Friday, September 20, 2013




Sugar is 'the most dangerous drug of our time' and should come with smoking-style health warnings, says Dutch health chief

This is just an attention-seeking bureaucrat making baseless assertions.  If he was any sort of serious thinker he would address the question of distinguishing between people liking something and being addicted to it

Sugary foods and drinks should come with a smoking-style health warning, according to a leading Dutch health expert.

Paul van der Velpen, head of Amsterdam's health service, said that sugar is ‘the most dangerous drug of our time’.

The health chief - from a city that has a famously liberal attitude to cannabis - added that sugar is a drug like alcohol and tobacco and that its use should be discouraged.

Writing on a public health website, he said that users should be made aware of the dangers.

He wrote: ‘This may seem exaggerated and far-fetched, but sugar is the most dangerous drug of this time and is easy to obtain.’

He added: ‘Just as with smoking labels, soft drinks and sweet products should come with the warning that sugar is addictive and bad for the health.’

Mr Van der Velpen wrote that more and more people are becoming overweight and that this is increasing healthcare costs at a time when many governments are trying to save money.

He added that obesity could be tackled by encouraging people to take more exercise, but that changing people’s diets would be more effective.

He cites research which suggests that when people are eating fats and proteins they stop when they are full, but that when they are eating sugars they will keep eating until their stomachs hurt.

He believes this is because sugar is addictive and is ‘as hard to give up as smoking’.

As a result, he says sugar should be taxed in the same way alcohol and cigarettes are.

He also suggests that the amount of sugar that can be added to processed food should be regulated.

SOURCE






How a salt jab could be more effective for lower back pain than steroids

An interesting possibility

A saline injection in the spine could be more effective than steroids for treating lower back pain, a new study has revealed.

Spinal pain is a leading cause of disability in the industrialised world and epidural steroid injections - the most common nonsurgical treatment - have been the standard treatment for more than 50 years.

Yet the alternative spinal injection in the space around the spinal cord may provide better relief than steroids which can have adverse side effects.
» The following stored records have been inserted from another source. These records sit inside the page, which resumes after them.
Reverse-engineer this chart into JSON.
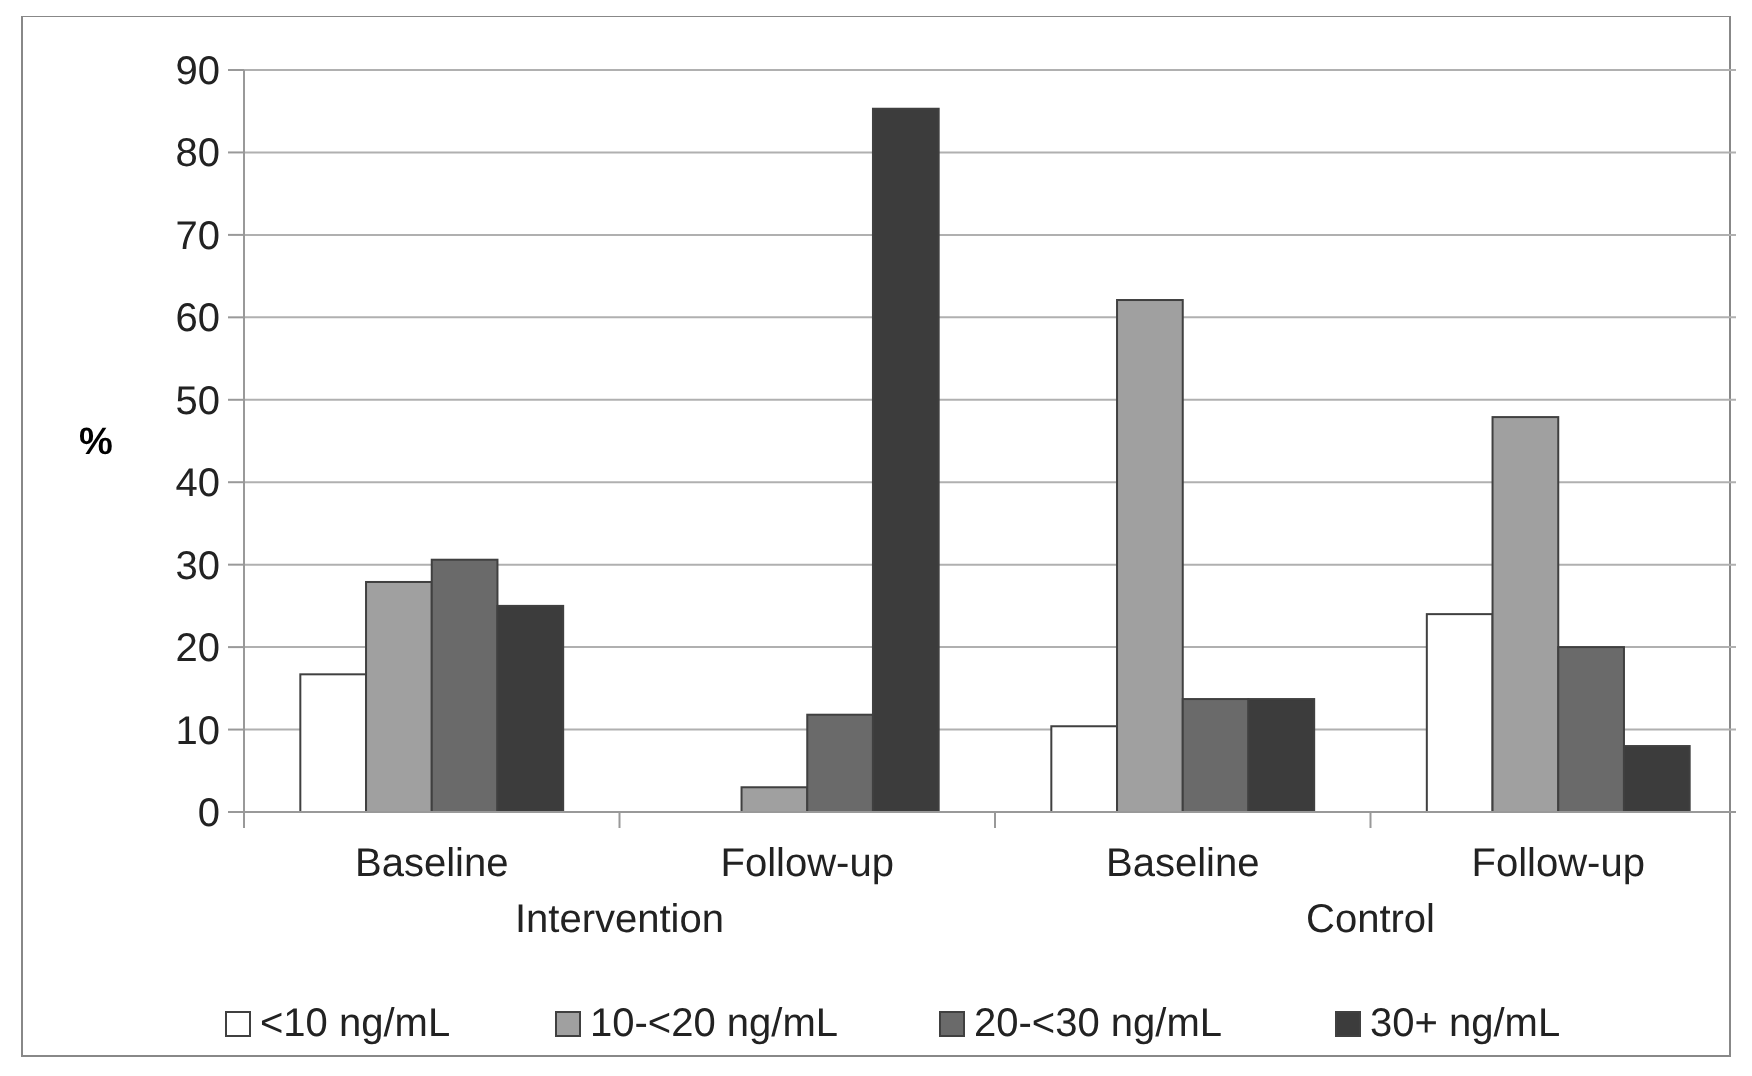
{
  "chart_data": {
    "type": "bar",
    "ylabel": "%",
    "categories": [
      "Baseline",
      "Follow-up",
      "Baseline",
      "Follow-up"
    ],
    "annotations": [
      "Intervention",
      "Control"
    ],
    "series": [
      {
        "name": "<10 ng/mL",
        "color": "#ffffff",
        "values": [
          16.7,
          0,
          10.4,
          24.0
        ]
      },
      {
        "name": "10-<20 ng/mL",
        "color": "#a0a0a0",
        "values": [
          27.9,
          3.0,
          62.1,
          47.9
        ]
      },
      {
        "name": "20-<30 ng/mL",
        "color": "#6a6a6a",
        "values": [
          30.6,
          11.8,
          13.7,
          20.0
        ]
      },
      {
        "name": "30+ ng/mL",
        "color": "#3c3c3c",
        "values": [
          25.0,
          85.3,
          13.7,
          8.0
        ]
      }
    ],
    "ylim": [
      0,
      90
    ],
    "yticks": [
      0,
      10,
      20,
      30,
      40,
      50,
      60,
      70,
      80,
      90
    ],
    "grid": "y",
    "legend": "bottom"
  }
}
Steroids raise blood sugar in diabetic back patients, slow the healing of wounds and accelerate bone disease in older women, the Johns Hopkins University study found.

Professor of Anaesthesiology Steven Cohen at the U.S. university said: ‘Just injecting liquid into the epidural space appears to work.  ‘This shows us that most of the relief may not be from the steroid, which everyone worries about.’

The research was prompted when more than 740 people in 20 U.S. states became ill with fungal meningitis and 55 people died after getting epidural injections of contaminated steroids last year.

Although better oversight might reduce that risk, patients can only get a limited number of steroid injections each year, even if their pain returns.

Professor Cohen said it was too soon to recommend that patients stop receiving epidural steroids, but added that their analysis also suggests that smaller steroid doses can be just as beneficial.

Fellow researcher Dr Mark Bicket said larger scale studies were needed to determine whether steroid alternatives can be just as helpful for back pain patients.

He said: ‘Our evidence does support the notion that, for now, reducing the amount of steroids for patients at risk may be advisable.’

The review covered medical records of 3,641 patients from 43 studies conducted in October 2012 and compared epidural steroid injections to other sorts of epidural and intramuscular injections.

Professor Cohen said the new analysis suggested that decades of mixed results of research on epidural steroid injections may have been due to the use of saline or anaesthetic injections as the comparison ‘placebo’ treatment.

He said: ‘It’s likely that those studies were actually comparing two treatments, rather than placebo versus treatment. Researchers may be wasting millions of dollars and precious time on such studies.’

The findings are published in the latest edition of the journal Anaesthesiology.